The irony of getting sick (from where, I couldn’t tell you) a year into the pandemic isn’t lost on me, especially as things begin to reopen and everyone talks about the “light at the end of the tunnel.” New York went from five boroughs I could access whenever I wanted to, to 500 square feet. I called my COVID response officer every three days, woke up at the same time, went to bed at the same time, shuffled through my apartment, made tea, over and over and over again, and I waited for the symptoms to hit.
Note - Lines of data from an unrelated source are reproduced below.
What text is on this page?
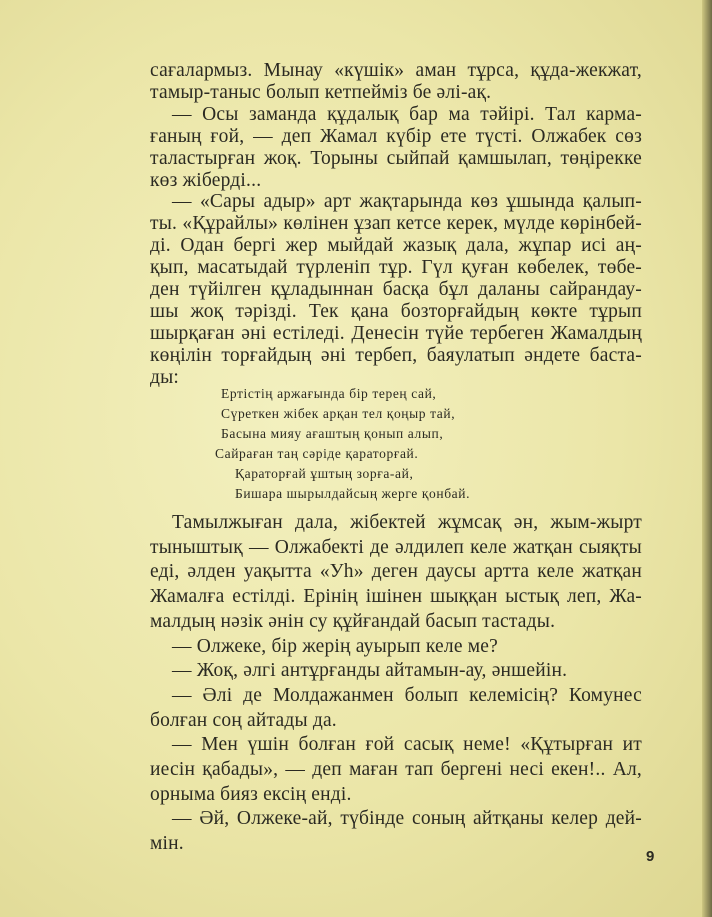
сағалармыз. Мынау «күшік» аман тұрса, құда-жекжат,
тамыр-таныс болып кетпейміз бе әлі-ақ.
— Осы заманда құдалық бар ма тәйірі. Тал карма-
ғаның ғой, — деп Жамал күбір ете түсті. Олжабек сөз
таластырған жоқ. Торыны сыйпай қамшылап, төңірекке
көз жіберді...
— «Сары адыр» арт жақтарында көз ұшында қалып-
ты. «Құрайлы» көлінен ұзап кетсе керек, мүлде көрінбей-
ді. Одан бергі жер мыйдай жазық дала, жұпар исі аң-
қып, масатыдай түрленіп тұр. Гүл қуған көбелек, төбе-
ден түйілген құладыннан басқа бұл даланы сайрандау-
шы жоқ тәрізді. Тек қана бозторғайдың көкте тұрып
шырқаған әні естіледі. Денесін түйе тербеген Жамалдың
көңілін торғайдың әні тербеп, баяулатып әндете баста-
ды:
Ертістің аржағында бір терең сай,
Сүреткен жібек арқан тел қоңыр тай,
Басына мияу ағаштың қонып алып,
Сайраған таң сәріде қараторғай.
Қараторғай ұштың зорға-ай,
Бишара шырылдайсың жерге қонбай.
Тамылжыған дала, жібектей жұмсақ ән, жым-жырт
тыныштық — Олжабекті де әлдилеп келе жатқан сыяқты
еді, әлден уақытта «Уһ» деген даусы артта келе жатқан
Жамалға естілді. Ерінің ішінен шыққан ыстық леп, Жа-
малдың нәзік әнін су құйғандай басып тастады.
— Олжеке, бір жерің ауырып келе ме?
— Жоқ, әлгі антұрғанды айтамын-ау, әншейін.
— Әлі де Молдажанмен болып келемісің? Комунес
болған соң айтады да.
— Мен үшін болған ғой сасық неме! «Құтырған ит
иесін қабады», — деп маған тап бергені несі екен!.. Ал,
орныма бияз ексің енді.
— Әй, Олжеке-ай, түбінде соның айтқаны келер дей-
мін.
9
I was lucky that the symptoms I did have were mild: brain fog and fatigue, and a sore throat. I spent my Groundhog Day-esque days calling friends and family, talking about how lucky I was to not be getting the worst of it, as a consolation prize for being locked inside over a particularly nice week. Instead of making use of my MoMA membership, I spent my time looking at the same six posters in my apartment. Instead of sunny walks up and down the city, I swiffered the floors and vacuumed my carpets.
If you had told me a year ago that part of my twenties would be defined by a pandemic, that my friends and I would be discussing vaccine rollout and production the way we would talk about the newests bars opening, I wouldn’t have believed you. But then again, who would have? (Maybe the people who made that Netflix series, Pandemic).
What I didn’t expect to feel was failure: I had gotten sick. My weekly NYU COVID test (see! I did it even more than I had to!) had come back positive. Worse yet, I had gone to class the day before I got my test results and could have gotten other people sick. What about the friendly old man on my floor who I would see standing outside when I came back to the apartment after class? Or the newborn baby that lives next-door to me? I was overwhelmed with guilt over the possibility that I might have gotten someone else sick.
In one of my calls to my NYU COVID-19 response officer, I told her as much, through tears. I had taken the pandemic seriously. I had unfriended and unfollowed the people who traveled for spring break, or partied with gigantic groups of people. I tried to stay apart from people as much as possible, and still, I got sick. Maybe it was because NYU had experienced a slight uptick in positive cases in contrast to the city overall. Maybe the risks I did take with my social bubble from class– which had been routine last semester, when cases were even lower– should have been cut out entirely. Why did I need to go to Brooklyn anyways? Was grabbing a drink after class worth it?
Her response, which I’ve thought about for the past 10 days of my quarantine, was this: “You are doing your best. You have done your best. And that is all you can do.”
It is not a moral failing to have gotten sick, because the virus doesn’t care about who you are when it gets you sick. All we can do is our best. We can help our neighbors and friends. We can get tested and vaccinated. We can try our hardest to work as a community until we reach herd immunity and life is truly back to normal.
We know that the world is going to be fundamentally different after the pandemic, New York included. With mask mandates being retracted in multiple states, and some having never required masks in the first place, the “light at the end of the tunnel” we’re all talking about may move further and further into the future. In that future, mask wearing might become commonplace, as it is in multiple Asian countries, for people with cold and flu symptoms. Maybe we’ll see people more willing to sacrifice for the common good later on. Maybe we won’t.
New York was once the epicenter of the pandemic, and now cases are dropping and more vaccines are being distributed. Spring is around the corner and with it, the opportunity for the city to come alive again. From the windows of my apartment I’ve been watching and waiting impatiently to rejoin the rhythm I’ve learned to love here. And now, I’m going out, ready to try my best again.